Right now, genome sequencing is still largely limited to research. One of the goals you outline in the plan is to transition sequencing into clinical applications. How will you do this?
We are starting with pilot projects. We have issued a number of grant requests; one of them focuses on the clinical applications of large-scale sequencing. A big barrier will be how to meld genomic info into the development of electronic medical records.
One of the criticisms of the Human Genome Project is that after 10 years of research, it hasn’t yet yielded new medical treatments. Is that a valid criticism?
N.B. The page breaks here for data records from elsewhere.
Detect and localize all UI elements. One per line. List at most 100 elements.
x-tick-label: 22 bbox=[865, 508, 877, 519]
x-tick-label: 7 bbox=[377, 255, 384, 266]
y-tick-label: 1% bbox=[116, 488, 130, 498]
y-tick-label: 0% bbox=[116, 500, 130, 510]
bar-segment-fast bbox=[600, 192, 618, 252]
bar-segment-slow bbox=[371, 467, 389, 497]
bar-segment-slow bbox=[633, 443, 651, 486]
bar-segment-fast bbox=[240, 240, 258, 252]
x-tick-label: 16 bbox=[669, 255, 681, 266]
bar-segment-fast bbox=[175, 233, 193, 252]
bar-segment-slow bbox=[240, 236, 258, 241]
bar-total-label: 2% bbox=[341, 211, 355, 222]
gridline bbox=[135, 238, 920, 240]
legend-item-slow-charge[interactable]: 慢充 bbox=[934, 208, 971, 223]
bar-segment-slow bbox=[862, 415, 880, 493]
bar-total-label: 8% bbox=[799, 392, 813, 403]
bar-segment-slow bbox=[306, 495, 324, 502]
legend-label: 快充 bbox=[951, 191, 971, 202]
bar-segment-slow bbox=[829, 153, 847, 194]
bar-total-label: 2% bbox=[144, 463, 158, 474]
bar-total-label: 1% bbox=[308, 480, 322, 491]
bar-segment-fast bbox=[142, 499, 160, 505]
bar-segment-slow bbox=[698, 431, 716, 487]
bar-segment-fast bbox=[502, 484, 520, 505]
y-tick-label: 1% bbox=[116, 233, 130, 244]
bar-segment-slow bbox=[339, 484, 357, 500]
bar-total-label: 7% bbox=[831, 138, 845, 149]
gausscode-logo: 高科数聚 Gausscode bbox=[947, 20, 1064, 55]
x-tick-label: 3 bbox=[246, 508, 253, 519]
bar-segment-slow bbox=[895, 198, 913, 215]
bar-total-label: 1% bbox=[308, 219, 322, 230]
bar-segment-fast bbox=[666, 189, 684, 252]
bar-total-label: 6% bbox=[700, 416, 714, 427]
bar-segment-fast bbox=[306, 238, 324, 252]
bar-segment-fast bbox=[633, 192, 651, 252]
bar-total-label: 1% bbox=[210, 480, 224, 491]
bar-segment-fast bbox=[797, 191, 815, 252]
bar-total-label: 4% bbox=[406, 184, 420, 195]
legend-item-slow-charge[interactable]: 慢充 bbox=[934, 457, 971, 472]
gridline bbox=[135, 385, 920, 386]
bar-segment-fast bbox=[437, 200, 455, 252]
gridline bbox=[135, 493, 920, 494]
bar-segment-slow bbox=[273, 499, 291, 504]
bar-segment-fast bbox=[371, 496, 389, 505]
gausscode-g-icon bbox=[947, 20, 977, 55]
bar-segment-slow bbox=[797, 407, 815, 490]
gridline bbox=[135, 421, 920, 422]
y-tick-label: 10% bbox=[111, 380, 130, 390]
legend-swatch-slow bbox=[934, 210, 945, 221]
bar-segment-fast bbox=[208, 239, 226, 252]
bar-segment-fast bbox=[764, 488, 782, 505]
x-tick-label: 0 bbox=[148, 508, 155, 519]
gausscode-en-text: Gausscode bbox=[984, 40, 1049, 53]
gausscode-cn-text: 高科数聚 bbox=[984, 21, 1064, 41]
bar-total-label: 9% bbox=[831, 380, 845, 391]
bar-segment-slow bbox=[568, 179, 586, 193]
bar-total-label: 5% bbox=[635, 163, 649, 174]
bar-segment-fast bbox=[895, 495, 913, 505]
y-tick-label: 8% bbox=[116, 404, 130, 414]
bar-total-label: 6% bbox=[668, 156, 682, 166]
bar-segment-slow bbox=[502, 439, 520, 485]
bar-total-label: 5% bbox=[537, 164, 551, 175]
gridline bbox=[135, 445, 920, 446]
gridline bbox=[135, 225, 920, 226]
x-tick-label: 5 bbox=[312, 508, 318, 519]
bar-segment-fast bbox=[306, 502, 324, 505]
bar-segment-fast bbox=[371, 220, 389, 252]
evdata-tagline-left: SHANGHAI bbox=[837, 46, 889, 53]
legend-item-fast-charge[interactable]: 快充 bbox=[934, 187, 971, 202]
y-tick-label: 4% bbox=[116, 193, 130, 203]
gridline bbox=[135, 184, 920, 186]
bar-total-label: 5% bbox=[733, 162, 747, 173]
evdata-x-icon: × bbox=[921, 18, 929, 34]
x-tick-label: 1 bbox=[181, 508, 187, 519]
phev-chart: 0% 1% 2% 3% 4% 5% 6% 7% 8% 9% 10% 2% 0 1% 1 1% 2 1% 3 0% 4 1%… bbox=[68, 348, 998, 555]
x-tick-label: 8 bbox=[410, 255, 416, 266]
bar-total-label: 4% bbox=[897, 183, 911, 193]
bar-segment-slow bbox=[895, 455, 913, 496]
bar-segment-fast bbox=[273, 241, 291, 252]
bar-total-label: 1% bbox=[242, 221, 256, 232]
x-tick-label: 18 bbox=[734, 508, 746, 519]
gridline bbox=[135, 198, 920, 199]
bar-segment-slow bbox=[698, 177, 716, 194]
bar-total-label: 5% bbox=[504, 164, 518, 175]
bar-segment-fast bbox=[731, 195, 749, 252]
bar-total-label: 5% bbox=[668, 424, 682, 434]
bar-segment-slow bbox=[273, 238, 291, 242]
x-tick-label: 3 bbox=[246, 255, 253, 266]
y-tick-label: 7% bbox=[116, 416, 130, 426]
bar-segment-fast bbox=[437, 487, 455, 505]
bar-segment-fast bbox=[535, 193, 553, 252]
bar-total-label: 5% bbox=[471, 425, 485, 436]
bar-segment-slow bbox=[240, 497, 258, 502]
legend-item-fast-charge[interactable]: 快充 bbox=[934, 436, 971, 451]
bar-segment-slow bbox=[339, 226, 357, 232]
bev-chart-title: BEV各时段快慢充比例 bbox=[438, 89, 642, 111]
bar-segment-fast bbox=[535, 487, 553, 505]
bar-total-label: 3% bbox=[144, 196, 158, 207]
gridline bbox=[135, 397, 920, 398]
I feel bad if our enthusiasm and euphoria over completing the genome project was misinterpreted to mean that we would have cures 10 years later. But we have made unbelievable progress. Looking back from 2003, genomics is in such a different place.
Our new plan is meant to be realistic. We don’t want to make promises that spectacular advances in medicine will happen over the next five to 10 years. It’s more like over the next 10 to 20 years.
Can you give an example disease that illustrates the success of genomics?
Crohn’s disease. Ten years ago, this disease was so opaque. But a modest number of studies completely changed the course of the investigation of that disease. The research has pointed toward drugs that previously wouldn’t have been linked to the disease. Similar things are happening in diabetes and heart disease.